Patients with extreme signs and symptoms, such as interossei atrophy and handgrip strength loss, do not improve with conservative care. Furthermore, patients who have failed conservative care for 6 months will need surgical intervention to alleviate their symptoms. The nerve is decompressed in the entire cubital tunnel during surgery. Some surgeons prefer to relieve pressure in the cubital tunnel area, while others prefer free ulnar nerve mobilization.
Various surgical treatment approaches have been debated and implemented. Any of the well-accepted surgical procedures for cubital tunnel syndrome care are as follows:
- Decompression in-situ;
- Endoscopic decompression
- Decompression accompanied by subcutaneous, intramuscular, or submuscular transposition, and
- Medial epicondylectomy with in-situ decompression
In terms of clinical results, studies have found little advantage of one over the other.
Read The Brachial Pulse
- After surgical decompression, one out of every eight patients may experience a recurrence of their symptoms. The most common reason for revision surgery has been insufficient decompression.

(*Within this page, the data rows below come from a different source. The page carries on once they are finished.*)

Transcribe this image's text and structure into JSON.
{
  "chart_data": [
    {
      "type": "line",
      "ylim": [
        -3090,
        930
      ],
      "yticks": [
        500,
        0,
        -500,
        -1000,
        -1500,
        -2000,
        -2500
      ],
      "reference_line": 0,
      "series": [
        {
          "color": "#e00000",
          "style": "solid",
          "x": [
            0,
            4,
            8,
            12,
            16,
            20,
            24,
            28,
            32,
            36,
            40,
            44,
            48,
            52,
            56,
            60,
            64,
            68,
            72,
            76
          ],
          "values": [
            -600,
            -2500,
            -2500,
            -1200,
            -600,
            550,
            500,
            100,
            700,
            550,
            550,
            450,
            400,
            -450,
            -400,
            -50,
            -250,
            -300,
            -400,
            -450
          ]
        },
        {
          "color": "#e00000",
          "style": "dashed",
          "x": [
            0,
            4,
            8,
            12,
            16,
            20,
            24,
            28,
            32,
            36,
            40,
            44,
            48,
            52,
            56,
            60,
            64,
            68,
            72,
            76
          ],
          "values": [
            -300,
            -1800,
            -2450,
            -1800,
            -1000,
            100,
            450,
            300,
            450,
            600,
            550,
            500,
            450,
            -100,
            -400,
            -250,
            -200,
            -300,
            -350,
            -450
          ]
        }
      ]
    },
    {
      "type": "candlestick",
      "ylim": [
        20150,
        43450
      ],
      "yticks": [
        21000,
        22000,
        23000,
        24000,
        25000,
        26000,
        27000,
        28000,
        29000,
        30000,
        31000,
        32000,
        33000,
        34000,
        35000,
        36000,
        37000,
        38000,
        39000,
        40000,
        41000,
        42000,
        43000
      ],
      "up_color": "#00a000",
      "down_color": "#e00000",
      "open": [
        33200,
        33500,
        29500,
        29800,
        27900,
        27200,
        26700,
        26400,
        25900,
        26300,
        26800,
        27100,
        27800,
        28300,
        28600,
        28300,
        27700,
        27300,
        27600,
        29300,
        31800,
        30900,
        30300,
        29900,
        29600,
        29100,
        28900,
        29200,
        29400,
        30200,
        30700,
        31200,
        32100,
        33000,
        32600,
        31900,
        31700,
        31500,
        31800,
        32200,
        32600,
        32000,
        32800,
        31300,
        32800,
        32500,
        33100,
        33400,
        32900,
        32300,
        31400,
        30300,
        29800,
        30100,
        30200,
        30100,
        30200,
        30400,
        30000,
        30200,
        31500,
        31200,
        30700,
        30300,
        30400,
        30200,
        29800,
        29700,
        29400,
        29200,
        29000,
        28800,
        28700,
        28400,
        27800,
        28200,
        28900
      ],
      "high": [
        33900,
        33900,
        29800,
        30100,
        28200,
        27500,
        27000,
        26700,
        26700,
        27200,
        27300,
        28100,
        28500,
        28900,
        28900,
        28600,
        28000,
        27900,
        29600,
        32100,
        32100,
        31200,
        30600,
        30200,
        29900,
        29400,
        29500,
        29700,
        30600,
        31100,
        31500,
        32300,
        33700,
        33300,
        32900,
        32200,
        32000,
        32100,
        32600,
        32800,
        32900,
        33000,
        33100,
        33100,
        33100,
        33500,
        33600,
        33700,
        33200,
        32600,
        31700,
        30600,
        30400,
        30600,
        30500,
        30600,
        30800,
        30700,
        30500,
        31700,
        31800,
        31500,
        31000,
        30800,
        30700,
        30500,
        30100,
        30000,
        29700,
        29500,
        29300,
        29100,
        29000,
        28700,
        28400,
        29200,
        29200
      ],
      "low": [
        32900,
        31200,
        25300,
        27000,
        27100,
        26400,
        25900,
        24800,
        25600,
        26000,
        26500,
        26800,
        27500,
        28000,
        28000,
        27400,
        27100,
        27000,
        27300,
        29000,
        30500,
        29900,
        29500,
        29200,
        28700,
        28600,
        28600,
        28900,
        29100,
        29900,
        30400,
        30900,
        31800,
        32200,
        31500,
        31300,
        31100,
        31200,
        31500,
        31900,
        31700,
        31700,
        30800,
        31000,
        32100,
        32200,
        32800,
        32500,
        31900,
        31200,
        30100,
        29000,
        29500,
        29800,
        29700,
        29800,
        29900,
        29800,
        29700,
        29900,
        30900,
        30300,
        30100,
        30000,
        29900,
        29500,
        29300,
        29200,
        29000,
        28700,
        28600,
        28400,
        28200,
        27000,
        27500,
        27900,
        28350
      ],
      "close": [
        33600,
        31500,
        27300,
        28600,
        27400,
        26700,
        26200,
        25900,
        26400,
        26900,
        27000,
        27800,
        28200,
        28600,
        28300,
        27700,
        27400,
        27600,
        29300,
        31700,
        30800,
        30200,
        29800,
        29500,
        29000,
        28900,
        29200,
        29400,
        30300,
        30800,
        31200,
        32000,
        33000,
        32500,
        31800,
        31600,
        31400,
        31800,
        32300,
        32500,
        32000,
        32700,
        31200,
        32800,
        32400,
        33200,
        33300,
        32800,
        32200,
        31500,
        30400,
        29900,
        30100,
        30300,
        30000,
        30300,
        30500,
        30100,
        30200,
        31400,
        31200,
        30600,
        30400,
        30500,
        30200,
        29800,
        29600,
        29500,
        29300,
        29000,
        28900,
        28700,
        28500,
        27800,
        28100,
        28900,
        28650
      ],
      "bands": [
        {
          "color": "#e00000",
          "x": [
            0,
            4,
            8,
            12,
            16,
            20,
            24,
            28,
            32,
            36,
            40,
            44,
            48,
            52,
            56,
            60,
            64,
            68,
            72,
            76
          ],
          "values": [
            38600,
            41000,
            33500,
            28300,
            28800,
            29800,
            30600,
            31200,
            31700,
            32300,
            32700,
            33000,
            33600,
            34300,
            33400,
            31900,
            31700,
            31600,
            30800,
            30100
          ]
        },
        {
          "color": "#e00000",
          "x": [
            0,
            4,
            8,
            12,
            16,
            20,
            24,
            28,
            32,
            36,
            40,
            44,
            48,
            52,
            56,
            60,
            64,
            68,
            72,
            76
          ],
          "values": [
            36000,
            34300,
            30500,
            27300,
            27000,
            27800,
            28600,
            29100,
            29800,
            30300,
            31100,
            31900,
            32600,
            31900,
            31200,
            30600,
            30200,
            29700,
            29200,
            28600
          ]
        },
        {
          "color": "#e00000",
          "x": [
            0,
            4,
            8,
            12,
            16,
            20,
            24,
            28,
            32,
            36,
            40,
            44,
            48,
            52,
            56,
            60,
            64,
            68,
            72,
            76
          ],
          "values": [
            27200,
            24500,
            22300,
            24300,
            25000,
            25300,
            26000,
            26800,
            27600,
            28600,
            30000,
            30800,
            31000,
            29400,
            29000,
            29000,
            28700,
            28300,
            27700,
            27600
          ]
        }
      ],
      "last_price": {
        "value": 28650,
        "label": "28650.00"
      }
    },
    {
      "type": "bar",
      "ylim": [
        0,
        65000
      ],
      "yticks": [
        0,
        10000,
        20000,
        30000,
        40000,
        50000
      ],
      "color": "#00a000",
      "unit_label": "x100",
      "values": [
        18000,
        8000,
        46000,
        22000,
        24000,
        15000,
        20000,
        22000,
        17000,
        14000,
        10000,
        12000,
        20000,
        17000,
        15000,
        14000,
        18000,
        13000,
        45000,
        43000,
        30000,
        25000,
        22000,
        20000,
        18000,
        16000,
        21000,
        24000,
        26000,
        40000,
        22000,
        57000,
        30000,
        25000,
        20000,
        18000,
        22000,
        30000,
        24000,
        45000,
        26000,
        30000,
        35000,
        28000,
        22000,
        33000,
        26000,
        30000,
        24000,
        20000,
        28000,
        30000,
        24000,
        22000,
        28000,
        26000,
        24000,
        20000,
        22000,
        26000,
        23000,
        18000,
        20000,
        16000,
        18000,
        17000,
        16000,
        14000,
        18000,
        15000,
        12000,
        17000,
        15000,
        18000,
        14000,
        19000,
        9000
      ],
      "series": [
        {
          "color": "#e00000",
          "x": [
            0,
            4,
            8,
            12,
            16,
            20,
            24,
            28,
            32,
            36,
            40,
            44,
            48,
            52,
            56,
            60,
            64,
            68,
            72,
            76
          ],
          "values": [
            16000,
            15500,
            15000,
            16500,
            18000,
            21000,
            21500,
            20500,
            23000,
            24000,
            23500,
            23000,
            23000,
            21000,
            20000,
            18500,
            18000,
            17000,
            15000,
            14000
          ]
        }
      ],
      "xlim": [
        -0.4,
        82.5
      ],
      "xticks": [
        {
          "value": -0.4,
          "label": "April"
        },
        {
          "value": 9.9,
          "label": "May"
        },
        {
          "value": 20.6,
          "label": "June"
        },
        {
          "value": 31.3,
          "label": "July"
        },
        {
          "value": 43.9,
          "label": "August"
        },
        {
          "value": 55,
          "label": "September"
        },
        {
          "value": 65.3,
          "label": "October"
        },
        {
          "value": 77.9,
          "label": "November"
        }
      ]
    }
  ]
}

- It is possible that recovery will be slow and incomplete.
- Symptoms can worsen before improving.
- Injury to the forearm’s medial antebrachial cutaneous nerve is a common complication of cubital tunnel release and may result in a painful neuroma.
Few Last Words about Cubital Fossa
The cubital fossa (also known as the antecubital fossa) (plural: fossae) is an inverted triangular area that connects the arm to the forearm. It is found just forward of the elbow joint.